I was not able to upload a picture of this book for some unknown reason, but here are the section headings in Pet Bugs: "Bugs that eat other bugs," "Bugs that have special tricks to avoid being gobbled up," "Bugs that look like something they're not," "Bugs that live and work in groups," "Bugs that communicate with each other in special ways," and "Bugs that multiply - before your eyes!" You'll find out about praying mantises, walkingsticks, spittlebugs, monarch butterflies, tent caterpillars, lightning bugs, stag beetles, cicadas (some people call them locusts), crickets, Japanese beetles,and even mealworms (hungry?)Here's a little about Monarch butterflies: Monarchs first appeared thousands of years ago in Mexico, where it's warm year-round. Because it was warm, they did not need a period of hibernation... At that time there was no milkweed in the United States or Canada... Gradually the climate warmed and milkweed spread into the United States, followed by Monarchs. Here they encountereed cold winters for the first time. Their response was to head back to their homeland for the winter -- a unique solution to the problem of freezing weather.
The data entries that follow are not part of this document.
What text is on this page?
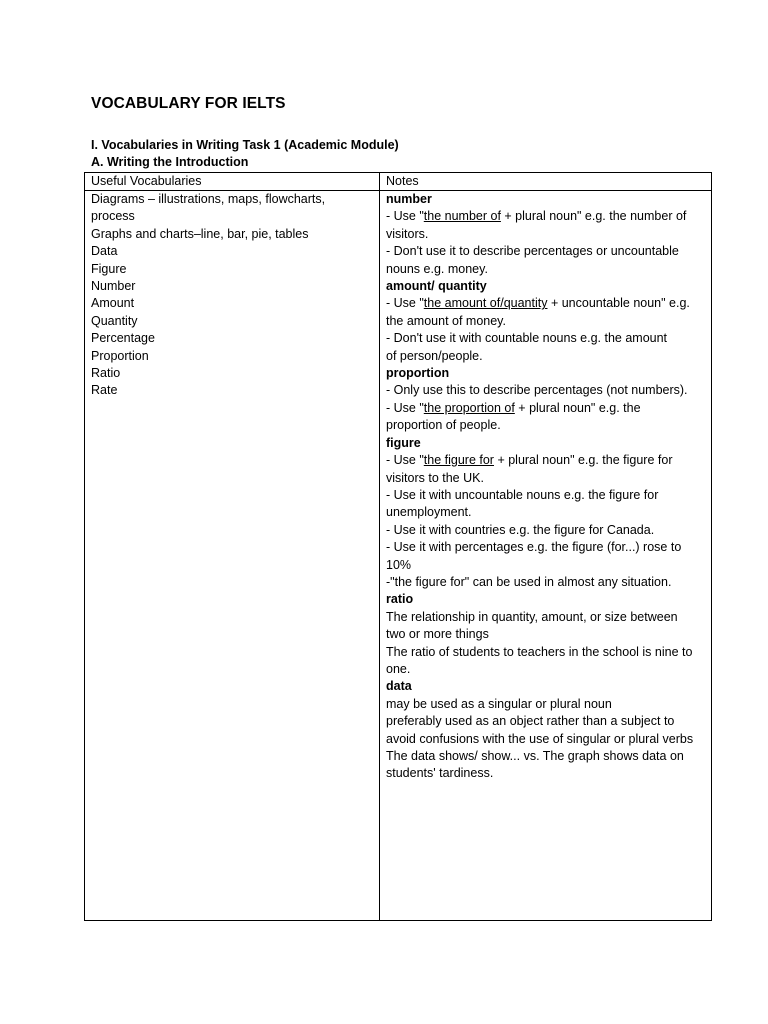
VOCABULARY FOR IELTS
I. Vocabularies in Writing Task 1 (Academic Module)
A. Writing the Introduction
Useful Vocabularies	Notes
Diagrams – illustrations, maps, flowcharts,
process
Graphs and charts–line, bar, pie, tables
Data
Figure
Number
Amount
Quantity
Percentage
Proportion
Ratio
Rate
number
- Use "the number of + plural noun" e.g. the number of
visitors.
- Don't use it to describe percentages or uncountable
nouns e.g. money.
amount/ quantity
- Use "the amount of/quantity + uncountable noun" e.g.
the amount of money.
- Don't use it with countable nouns e.g. the amount
of person/people.
proportion
- Only use this to describe percentages (not numbers).
- Use "the proportion of + plural noun" e.g. the
proportion of people.
figure
- Use "the figure for + plural noun" e.g. the figure for
visitors to the UK.
- Use it with uncountable nouns e.g. the figure for
unemployment.
- Use it with countries e.g. the figure for Canada.
- Use it with percentages e.g. the figure (for...) rose to
10%
-"the figure for" can be used in almost any situation.
ratio
The relationship in quantity, amount, or size between
two or more things
The ratio of students to teachers in the school is nine to
one.
data
may be used as a singular or plural noun
preferably used as an object rather than a subject to
avoid confusions with the use of singular or plural verbs
The data shows/ show... vs. The graph shows data on
students' tardiness.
As milkweed moved farther and farther north with the warming climate, the Monarchs followed, and the length of their migration became greater and greater. The 2,000-mile one-way trip that some Monarchs make today is a result of that gradual increase in distance. And two thousand miles is a long way for even a bird to travel, but for an insect, it's almost unbelievable...

How do the Monarchs know to go to the same spot every winter? This is a puzzling question, because the Monarchs that migrate to Mexico in autumn are the children of those that flew north through the United States (and even) to Canada in spring. Their parents could not have taught them, because their parents died before they were born. We know that they use the sun to help them maintain a steady course, but we don't know how they start out in the right direction...

I had heard about the migration before, but the part about the gradually warming climate drawing the Monarchs north is new to me. Hurray for Monarchs! Hurray for Pet Bugs! And I just found out the author wrote More Pet Bugs: A Kid's Guide to Catching and Keeping Insects and Other Small Creatures after this one. I can't wait!